Quantum computing could provide the capacity to solve problems in days in fields like finance, mathematics, and biological systems, which are too complicated that it would take hundreds of years for a classical computer to calculate.
However, there is still a long way ahead for this, and noise is a big reason for it.
The key barrier for quantum computing is noise in the device, which is a hardware issue that causes errors in computing. My research is on the algorithm level. And my goal is, given that noise in the device, what can we do about it when implementing quantum algorithms?
Xiu Yang, Assistant Professor, Industrial and Systems Engineering, P.C. Rossin College of Engineering and Applied Science, Lehigh University
Recently, Yang earned funds from the National Science Foundation’s Faculty Early Career Development (CAREER) program—a $400,000 grant for five years—for his suggestion to build methods for modeling the error propagation in quantum computing algorithms and filtering the consequential noise in the results.
The esteemed NSF CAREER award is awarded to junior faculty members every year across the US who epitomize the role of teacher-scholars via exceptional research, outstanding education, and the incorporation of those two pursuits.

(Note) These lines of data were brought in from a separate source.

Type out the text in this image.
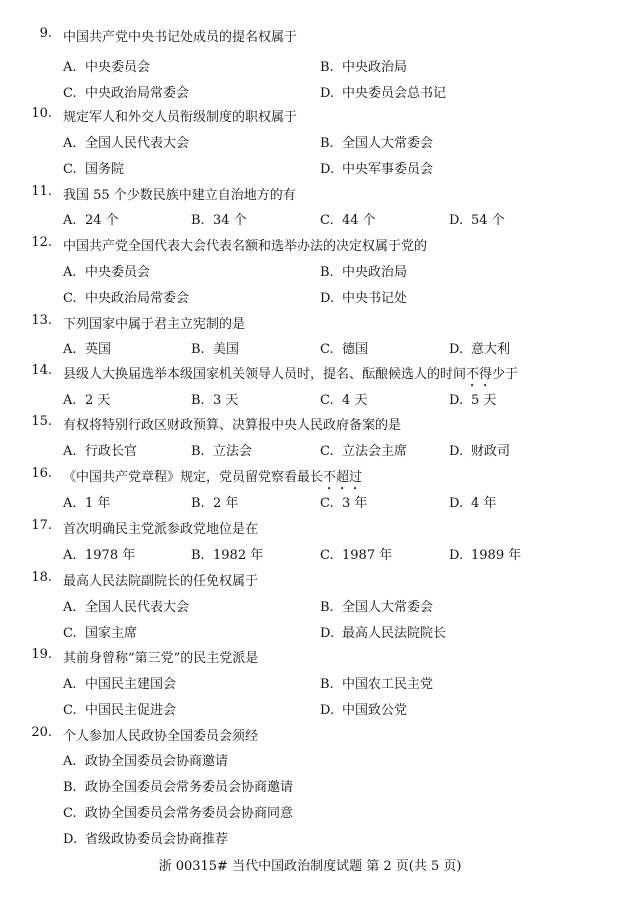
9. 中国共产党中央书记处成员的提名权属于
A. 中央委员会	B. 中央政治局
C. 中央政治局常委会	D. 中央委员会总书记
10. 规定军人和外交人员衔级制度的职权属于
A. 全国人民代表大会	B. 全国人大常委会
C. 国务院	D. 中央军事委员会
11. 我国 55 个少数民族中建立自治地方的有
A. 24 个	B. 34 个	C. 44 个	D. 54 个
12. 中国共产党全国代表大会代表名额和选举办法的决定权属于党的
A. 中央委员会	B. 中央政治局
C. 中央政治局常委会	D. 中央书记处
13. 下列国家中属于君主立宪制的是
A. 英国	B. 美国	C. 德国	D. 意大利
14. 县级人大换届选举本级国家机关领导人员时，提名、酝酿候选人的时间不得少于
A. 2 天	B. 3 天	C. 4 天	D. 5 天
15. 有权将特别行政区财政预算、决算报中央人民政府备案的是
A. 行政长官	B. 立法会	C. 立法会主席	D. 财政司
16. 《中国共产党章程》规定，党员留党察看最长不超过
A. 1 年	B. 2 年	C. 3 年	D. 4 年
17. 首次明确民主党派参政党地位是在
A. 1978 年	B. 1982 年	C. 1987 年	D. 1989 年
18. 最高人民法院副院长的任免权属于
A. 全国人民代表大会	B. 全国人大常委会
C. 国家主席	D. 最高人民法院院长
19. 其前身曾称“第三党”的民主党派是
A. 中国民主建国会	B. 中国农工民主党
C. 中国民主促进会	D. 中国致公党
20. 个人参加人民政协全国委员会须经
A. 政协全国委员会协商邀请
B. 政协全国委员会常务委员会协商邀请
C. 政协全国委员会常务委员会协商同意
D. 省级政协委员会协商推荐
浙 00315# 当代中国政治制度试题 第 2 页(共 5 页)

Yang will use advanced mathematical and statistical methods to measure the uncertainty caused by the noise of the device in quantum computing algorithms. His research can help push quantum computing toward practical implementation in many areas, like portfolio optimization, drug development, and data encryption, where the technology is perceived as a possible game-changer.
Xiu Yang says, “People in the math and statistics community are now getting interested in quantum computing. They realize this is a very important area, and we can make a contribution.”
My first goal is to model noise accumulation. So for example, if I run a so-called iterative algorithm, the noise or the error from the device will accumulate through each iteration. It’s possible that for some algorithms, the error will be so large that the outcome of the algorithm is useless. But in other cases, it may not be that significant.
Xiu Yang, Assistant Professor, Industrial and Systems Engineering, P.C. Rossin College of Engineering and Applied Science, Lehigh University
The noise affecting the result could be filtered out in such cases.
“So I first need to see how the error propagates, and then, if I know how much it contaminated the outcome, I can determine if the results are useless, or if the noise can be filtered out to get the desired outcome,” he states.
To that end, several types of algorithms will be examined by Yang to find how they are impacted, and whether the redesigning is required or a filter needs to be developed instead.
“Basically, I’m analyzing the suitability of quantum algorithms on quantum computers. So this is a quantum numerical analysis from a probabilistic perspective,” he adds.
The final objective is to allow quantum computing to attain its promise of unmatched speed for answering highly complex problems, such as those physical and chemical systems with interactions among millions of molecules.
Let’s say a pharmaceutical company wants to design a new drug or vaccine. They need to understand the interaction between all those particles. If I were to use a classical computer, that process would be very slow. But with a quantum computer, it would be very, very fast.
Xiu Yang, Assistant Professor, Industrial and Systems Engineering, P.C. Rossin College of Engineering and Applied Science, Lehigh University
Yang states that the award not only benefits his field in getting a step nearer to that reality but also showcases an acknowledgment outside his research community that the potential of quantum computing is investment-worthy.
“This award is from both the NSF’s Division of Computing and Communication Foundations and its Division of Mathematical Sciences. Which means that people in the math and statistics community are now getting interested in quantum computing. They realize this is a very important area, and we can make a contribution,” he concludes.